Let’s start at the top of the list, with the hate. I’m fairly liberal as far as free speech is concerned. I draw the line at harassment and inciting violence, but I think there’s another line I’ll draw, which is something that my brief time on Mastodon made me think about. On Mastodon, the interface doesn’t have an option to quote-retweet. I’ve used this feature on Twitter a lot, but I appreciate now that in certain cases there has been a power imbalance. For example, if someone with half a million followers quote-tweets someone with 250 followers, it’s like pointing a klieg light towards them with potentially unpleasant results. So I’m kind of done with people who misuse the power of their following. Anything that encourages the pitchfork wielding twitmob, in other words, whether that’s directed at political opponents, or poor customer service from brands. I did unfollow radio presenter Danny Baker some time ago because of his worrying tendency to get publicly mardy about a poor retail or customer experience. By all means, take it up with the organisation concerned, like the rest of us have to, but stop invoking a mob. Stop using your clout.
The twitmob has always been the absolute worst part of Twitter: everyone piling in. It doesn’t matter which side of the culture war you’re on: the majority is always wrong. And I’m not holding myself up as a paragon: I’m sure I’m as guilty as anyone of piling in at times. But I’ll try hard not to.
It wasn’t just Mastodon’s no-quoting policy that brought this home to me, but the very fact of viewing a more or less unfiltered Mastodon timeline, on that first couple of days when a lot of twit-refugees were turning up. There were a lot of in-jokes, and a lot of jokes about toots, which is what the Mastodon equivalent of tweets are called. And watching all these people having their fun by all piling in and making the same kind of jokes over and over, well, it kind of irritated me. Because I’m not, as you know, a joiner. And when I see this kind of phenomenon, I just think, groupthink, yuk. And I turn away from it.
So twitter mob mentality is out, and when I encounter it, I’ll be unfollowing.
I also went through my follow list and cleared out some dormant accounts (at least two of the people I followed were dead 😔).
Temporarily, I have more followers than I am following. Wonder how long that will last?
A final word on Mastodon. In that unfiltered timeline, there was an awful lot of neediness and attention-seeking, disguised as joining in the fun. No different from Twitter in that respect. And there were a lot, as I’ve said, of passive-aggressive “helpful” messages to “new users”.
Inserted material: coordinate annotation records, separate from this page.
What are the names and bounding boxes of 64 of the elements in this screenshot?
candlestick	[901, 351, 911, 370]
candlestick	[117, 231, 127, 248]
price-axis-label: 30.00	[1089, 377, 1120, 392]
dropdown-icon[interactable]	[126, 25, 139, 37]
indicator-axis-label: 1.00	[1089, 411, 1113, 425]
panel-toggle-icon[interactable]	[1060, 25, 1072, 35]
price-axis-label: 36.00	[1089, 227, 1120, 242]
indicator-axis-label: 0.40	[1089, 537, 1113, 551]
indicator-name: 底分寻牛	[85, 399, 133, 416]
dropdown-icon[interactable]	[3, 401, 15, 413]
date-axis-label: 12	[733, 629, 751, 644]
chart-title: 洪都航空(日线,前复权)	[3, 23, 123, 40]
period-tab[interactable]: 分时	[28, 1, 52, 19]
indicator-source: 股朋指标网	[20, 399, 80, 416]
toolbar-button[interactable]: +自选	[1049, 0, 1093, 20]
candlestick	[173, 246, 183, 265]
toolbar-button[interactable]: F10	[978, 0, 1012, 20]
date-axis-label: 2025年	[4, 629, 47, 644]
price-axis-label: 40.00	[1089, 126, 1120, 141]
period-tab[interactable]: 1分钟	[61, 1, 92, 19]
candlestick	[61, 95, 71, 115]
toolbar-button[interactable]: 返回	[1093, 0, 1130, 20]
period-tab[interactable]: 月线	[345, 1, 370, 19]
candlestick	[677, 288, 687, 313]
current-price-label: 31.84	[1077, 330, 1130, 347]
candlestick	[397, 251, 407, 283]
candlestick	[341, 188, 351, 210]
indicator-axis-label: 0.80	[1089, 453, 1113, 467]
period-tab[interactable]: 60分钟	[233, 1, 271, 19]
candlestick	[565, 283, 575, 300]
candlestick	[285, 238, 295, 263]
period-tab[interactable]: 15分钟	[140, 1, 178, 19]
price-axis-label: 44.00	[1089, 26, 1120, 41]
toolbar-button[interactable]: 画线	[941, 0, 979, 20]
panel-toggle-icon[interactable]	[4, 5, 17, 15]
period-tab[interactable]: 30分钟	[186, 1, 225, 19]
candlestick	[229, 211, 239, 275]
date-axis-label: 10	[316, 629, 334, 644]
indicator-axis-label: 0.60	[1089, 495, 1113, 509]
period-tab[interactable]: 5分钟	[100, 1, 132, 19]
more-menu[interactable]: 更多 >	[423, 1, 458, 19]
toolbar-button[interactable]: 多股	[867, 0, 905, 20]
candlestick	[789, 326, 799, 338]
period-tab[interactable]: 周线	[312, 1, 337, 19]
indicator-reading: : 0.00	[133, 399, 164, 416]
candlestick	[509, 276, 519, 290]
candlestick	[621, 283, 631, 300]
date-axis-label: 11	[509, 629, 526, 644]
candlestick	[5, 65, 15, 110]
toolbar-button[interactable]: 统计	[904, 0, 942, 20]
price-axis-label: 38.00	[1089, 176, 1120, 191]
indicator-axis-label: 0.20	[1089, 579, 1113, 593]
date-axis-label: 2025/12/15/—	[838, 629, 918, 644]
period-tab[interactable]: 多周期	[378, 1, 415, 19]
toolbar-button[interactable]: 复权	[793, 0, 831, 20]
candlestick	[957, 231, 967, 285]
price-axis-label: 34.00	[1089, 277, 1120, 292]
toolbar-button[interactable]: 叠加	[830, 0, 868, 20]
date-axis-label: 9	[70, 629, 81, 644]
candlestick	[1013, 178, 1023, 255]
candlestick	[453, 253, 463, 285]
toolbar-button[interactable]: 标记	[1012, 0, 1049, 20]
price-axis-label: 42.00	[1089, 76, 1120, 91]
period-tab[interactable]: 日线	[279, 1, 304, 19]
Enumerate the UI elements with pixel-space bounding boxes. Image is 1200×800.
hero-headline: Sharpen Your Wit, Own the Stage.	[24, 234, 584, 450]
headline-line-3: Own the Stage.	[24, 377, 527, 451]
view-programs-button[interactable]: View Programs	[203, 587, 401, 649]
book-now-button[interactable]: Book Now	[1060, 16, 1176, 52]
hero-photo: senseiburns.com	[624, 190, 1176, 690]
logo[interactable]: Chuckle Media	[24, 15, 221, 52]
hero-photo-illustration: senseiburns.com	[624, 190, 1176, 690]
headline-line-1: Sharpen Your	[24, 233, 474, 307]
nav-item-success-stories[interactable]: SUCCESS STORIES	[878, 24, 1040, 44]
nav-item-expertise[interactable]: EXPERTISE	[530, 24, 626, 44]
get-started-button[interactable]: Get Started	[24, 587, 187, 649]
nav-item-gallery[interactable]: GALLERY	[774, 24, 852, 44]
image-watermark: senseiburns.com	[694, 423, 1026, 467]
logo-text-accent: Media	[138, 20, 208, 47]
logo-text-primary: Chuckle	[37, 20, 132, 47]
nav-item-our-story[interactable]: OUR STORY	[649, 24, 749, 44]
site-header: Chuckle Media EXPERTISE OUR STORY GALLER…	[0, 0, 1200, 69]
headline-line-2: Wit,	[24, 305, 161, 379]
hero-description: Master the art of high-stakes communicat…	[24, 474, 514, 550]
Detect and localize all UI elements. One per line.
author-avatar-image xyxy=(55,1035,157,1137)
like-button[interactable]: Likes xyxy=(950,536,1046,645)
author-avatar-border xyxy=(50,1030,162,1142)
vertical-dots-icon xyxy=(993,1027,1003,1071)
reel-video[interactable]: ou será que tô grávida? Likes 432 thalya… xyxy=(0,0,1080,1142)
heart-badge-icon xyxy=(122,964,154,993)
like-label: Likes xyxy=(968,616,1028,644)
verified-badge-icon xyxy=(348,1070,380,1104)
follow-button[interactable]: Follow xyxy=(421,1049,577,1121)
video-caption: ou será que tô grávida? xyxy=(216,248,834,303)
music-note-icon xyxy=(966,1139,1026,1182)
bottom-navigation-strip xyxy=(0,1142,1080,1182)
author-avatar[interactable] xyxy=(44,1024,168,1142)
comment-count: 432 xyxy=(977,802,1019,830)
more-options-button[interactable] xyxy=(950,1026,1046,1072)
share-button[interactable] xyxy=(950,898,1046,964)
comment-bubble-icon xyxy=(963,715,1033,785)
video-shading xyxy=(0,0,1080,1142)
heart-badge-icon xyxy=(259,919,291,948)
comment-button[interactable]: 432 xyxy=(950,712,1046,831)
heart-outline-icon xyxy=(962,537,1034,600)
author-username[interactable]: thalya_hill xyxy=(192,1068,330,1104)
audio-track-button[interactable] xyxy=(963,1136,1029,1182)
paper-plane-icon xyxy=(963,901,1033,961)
And I’ve been thinking about the final staw(s). One was just another passive-aggressive set of rules for new users (actually, the site already had a set of rules, so this was just a redundant set of snarky rules designed to put people in their place). The other was a message from one of said new users, asking for recommendations of people to follow, “who aren’t men”.
Well.
This new user appeared to be a man, first of all, from his profile pic. So it looked like a certain amount of self-loathing was going on. Now, I’m not going to go down the “not all men” route, but I am going to point out that one of the main problems with Twitter is/was not that men didn’t follow enough women. The problem has always been that men would choose to follow a lot of women, and then harass them endlessly. I mean, there are so many accounts that were essentially middle-aged white men following a lot of younger women. It’s a thing, on Twitter.
So the “problem” that this newbie was trying to be so right-on about was simply being reproduced in his self-loathing toot. He might as well have asked, “Please direct me towards some hot chicks I can follow.” So. My eyes continue their rolling journey back to their origin.